If you want revolving credit rather than prefunded balances, the Niyo SBM Credit Card stands apart. That said, cash withdrawals on a credit card are usually the least appealing part of any travel setup because the fee structure is heavier and can become expensive quickly.
For many travellers, the debit versions will be the cleaner choice. For many students or long-stay users, a traditional forex card may still win because it can hold foreign currency in advance and reduce exchange rate uncertainty.
Is It Better Than a Traditional Forex Card
Niyo Global has a strong convenience case against older forex cards. You can load Indian rupee quickly, use the card in a wide international network, and keep using it in India after the trip because it functions through a regular bank account structure. Traditional forex cards are often less flexible once the journey ends.
The tradeoff sits in currency control. A traditional forex card can help if you want to preload a destination currency and lock a budget before you fly. Niyo converts at the time of spending, so you stay exposed to daily moves in the exchange rate.

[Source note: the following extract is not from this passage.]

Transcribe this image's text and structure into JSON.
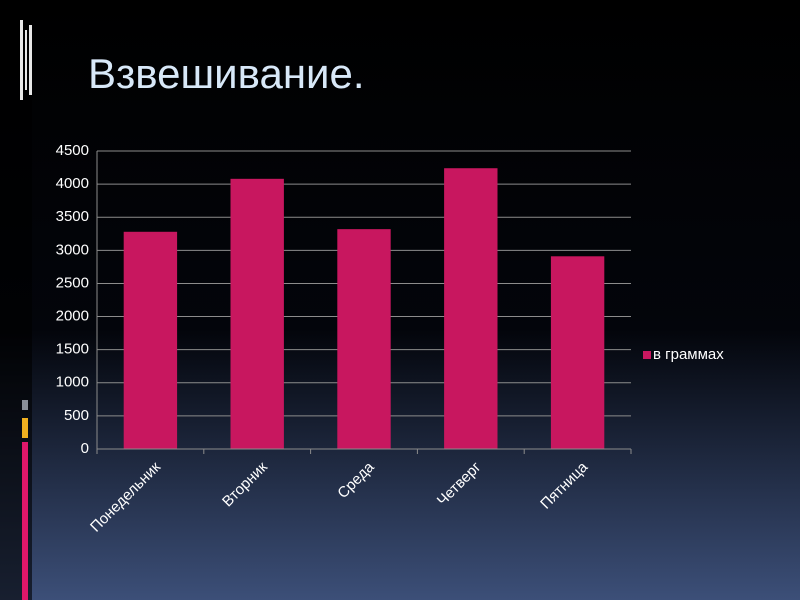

If the foreign exchange market moves against the rupee, that will show up on each purchase.
So the better choice depends on travel style. Niyo is usually stronger for short trips and card payments. Traditional forex cards can make more sense for longer stays or regular ATM use.
Verdict on Travelling With Niyo Global
- Easy INR loading
- Broad Visa acceptance
- Potential exchange rate spread
- ATM fees after the first free use
Niyo is a solid travel option if you want easy INR loading, broad Visa acceptance, and a more modern app flow than many legacy bank products. It is also useful if you like the idea of one card that remains practical after you return to India.
Its weak point is transparency around the full conversion cost. The visible forex fee may be zero, yet the exchange rate can still carry a built-in spread. ATM pricing after the first withdrawal is another drawback, especially if you expect to rely on cash.
Overall, the card looks best for travellers who mainly pay by card and want an INR-based setup. If locking in a foreign currency matters more, or if you need frequent cash access, a traditional forex card or a multi-currency alternative may be the better fit.